Saturday, September 19, 2020

The Great Eel Riot


 "In Amsterdam, the 'Eel Riot' (Palingoproes) occurred [in 1886], when the police tried to put down a revolting dock-district game in which eels were pulled to bits; it resulted in several dozen deaths and hundreds of casualties and arrests." (Norman Stone, Europe Transformed [Harvard UP, 1984], p. 46.) Stone attributes this and other contemporary uprisings to the stresses of the European economic depression in the 1880s. From our perspective in the modern United States, shortly after the "police riot summer" of 2020, we may instead consider why a riot over such minor causes turned so deadly (24 people killed). In the Dutch case, the cops opened fire on the rioters after the latter attacked a police station, and the most gravely wounded had no access to medical care before they died.
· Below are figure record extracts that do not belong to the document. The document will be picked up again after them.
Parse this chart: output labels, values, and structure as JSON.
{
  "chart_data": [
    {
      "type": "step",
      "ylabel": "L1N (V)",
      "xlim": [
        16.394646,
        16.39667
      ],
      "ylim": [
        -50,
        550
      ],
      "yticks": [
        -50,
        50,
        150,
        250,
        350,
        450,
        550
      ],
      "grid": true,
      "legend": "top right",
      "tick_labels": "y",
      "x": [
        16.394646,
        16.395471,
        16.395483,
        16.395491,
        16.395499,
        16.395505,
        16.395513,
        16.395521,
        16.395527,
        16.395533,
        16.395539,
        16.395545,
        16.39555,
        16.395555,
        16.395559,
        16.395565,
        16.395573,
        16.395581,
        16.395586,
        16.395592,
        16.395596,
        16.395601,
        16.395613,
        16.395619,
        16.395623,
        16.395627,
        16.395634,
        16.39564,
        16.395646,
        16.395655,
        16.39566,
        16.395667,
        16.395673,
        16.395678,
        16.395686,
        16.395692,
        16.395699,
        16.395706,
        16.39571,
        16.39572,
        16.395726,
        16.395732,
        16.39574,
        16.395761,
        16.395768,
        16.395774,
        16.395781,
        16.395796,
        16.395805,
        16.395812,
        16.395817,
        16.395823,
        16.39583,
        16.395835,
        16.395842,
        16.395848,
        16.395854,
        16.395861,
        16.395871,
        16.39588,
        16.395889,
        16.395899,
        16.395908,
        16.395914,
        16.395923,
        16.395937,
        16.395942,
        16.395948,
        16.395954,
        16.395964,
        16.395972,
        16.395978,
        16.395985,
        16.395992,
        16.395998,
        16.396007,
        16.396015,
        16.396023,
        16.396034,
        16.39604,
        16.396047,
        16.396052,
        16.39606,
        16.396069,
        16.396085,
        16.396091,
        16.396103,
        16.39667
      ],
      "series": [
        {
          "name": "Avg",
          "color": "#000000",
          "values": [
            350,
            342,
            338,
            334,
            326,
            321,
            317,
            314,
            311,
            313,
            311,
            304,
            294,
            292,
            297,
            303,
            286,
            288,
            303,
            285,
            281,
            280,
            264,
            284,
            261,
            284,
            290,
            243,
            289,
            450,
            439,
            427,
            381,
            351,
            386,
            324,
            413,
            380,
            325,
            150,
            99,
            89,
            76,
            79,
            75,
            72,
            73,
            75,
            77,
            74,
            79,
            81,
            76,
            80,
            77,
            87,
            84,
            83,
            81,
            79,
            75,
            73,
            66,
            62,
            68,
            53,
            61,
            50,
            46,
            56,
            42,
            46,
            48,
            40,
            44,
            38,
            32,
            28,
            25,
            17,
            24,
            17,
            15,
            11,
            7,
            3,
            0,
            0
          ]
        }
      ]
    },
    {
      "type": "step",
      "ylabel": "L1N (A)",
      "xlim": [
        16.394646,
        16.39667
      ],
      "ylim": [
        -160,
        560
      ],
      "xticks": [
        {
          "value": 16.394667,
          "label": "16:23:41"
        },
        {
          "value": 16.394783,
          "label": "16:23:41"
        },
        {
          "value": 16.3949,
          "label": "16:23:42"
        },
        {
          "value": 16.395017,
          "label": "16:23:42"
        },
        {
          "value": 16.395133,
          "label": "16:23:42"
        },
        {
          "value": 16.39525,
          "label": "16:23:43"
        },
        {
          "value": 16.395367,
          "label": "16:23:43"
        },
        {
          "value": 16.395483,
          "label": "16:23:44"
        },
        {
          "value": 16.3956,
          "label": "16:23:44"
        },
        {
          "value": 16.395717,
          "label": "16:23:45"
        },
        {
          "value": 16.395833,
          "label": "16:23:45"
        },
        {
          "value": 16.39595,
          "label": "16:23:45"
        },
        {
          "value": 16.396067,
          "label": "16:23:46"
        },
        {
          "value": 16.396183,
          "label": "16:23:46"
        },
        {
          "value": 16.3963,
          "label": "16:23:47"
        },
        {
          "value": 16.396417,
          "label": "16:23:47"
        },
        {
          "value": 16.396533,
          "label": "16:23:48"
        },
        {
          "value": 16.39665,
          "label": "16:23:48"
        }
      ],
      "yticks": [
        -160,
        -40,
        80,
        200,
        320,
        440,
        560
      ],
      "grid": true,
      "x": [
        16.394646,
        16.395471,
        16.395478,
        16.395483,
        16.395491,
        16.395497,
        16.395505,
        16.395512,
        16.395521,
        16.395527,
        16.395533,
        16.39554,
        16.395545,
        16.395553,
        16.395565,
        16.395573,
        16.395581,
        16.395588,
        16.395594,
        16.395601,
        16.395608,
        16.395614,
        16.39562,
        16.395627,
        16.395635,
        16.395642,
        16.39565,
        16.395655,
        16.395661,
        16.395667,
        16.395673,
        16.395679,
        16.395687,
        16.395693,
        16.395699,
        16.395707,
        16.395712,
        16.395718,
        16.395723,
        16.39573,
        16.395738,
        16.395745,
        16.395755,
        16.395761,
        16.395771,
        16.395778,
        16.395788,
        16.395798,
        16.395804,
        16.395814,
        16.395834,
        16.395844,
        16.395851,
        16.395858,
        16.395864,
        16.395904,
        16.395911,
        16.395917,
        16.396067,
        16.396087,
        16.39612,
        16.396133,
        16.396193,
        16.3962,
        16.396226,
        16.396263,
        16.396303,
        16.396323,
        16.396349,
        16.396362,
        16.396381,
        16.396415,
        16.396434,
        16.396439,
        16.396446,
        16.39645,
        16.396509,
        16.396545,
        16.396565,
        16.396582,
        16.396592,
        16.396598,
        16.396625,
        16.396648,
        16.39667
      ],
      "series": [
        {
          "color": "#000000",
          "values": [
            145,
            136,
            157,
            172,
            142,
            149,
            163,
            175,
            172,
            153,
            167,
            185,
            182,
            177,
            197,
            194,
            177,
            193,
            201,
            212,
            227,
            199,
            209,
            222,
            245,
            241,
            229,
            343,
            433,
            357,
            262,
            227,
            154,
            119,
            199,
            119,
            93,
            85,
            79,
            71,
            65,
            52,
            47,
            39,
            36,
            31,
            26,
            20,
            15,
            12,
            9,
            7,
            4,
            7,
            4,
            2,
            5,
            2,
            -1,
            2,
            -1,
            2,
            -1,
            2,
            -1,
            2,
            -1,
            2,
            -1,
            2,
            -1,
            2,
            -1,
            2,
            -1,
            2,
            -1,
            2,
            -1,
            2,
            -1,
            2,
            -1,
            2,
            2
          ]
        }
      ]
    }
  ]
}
A comparable incident last summer in Minneapolis, in which riotous protesters - with a far more serious cause than "give us back our eels" - actually set fire to a police station, resulted in no deaths (IIRC) and few to no injuries, because the cops were prudent enough to holster their guns and get out. Modern American police aren't saints, God knows, and too many of them have blood on their hands, but there is something to be said for their relative professional restraint. There is also something to be said for keeping police of all times and places away from lethal weapons.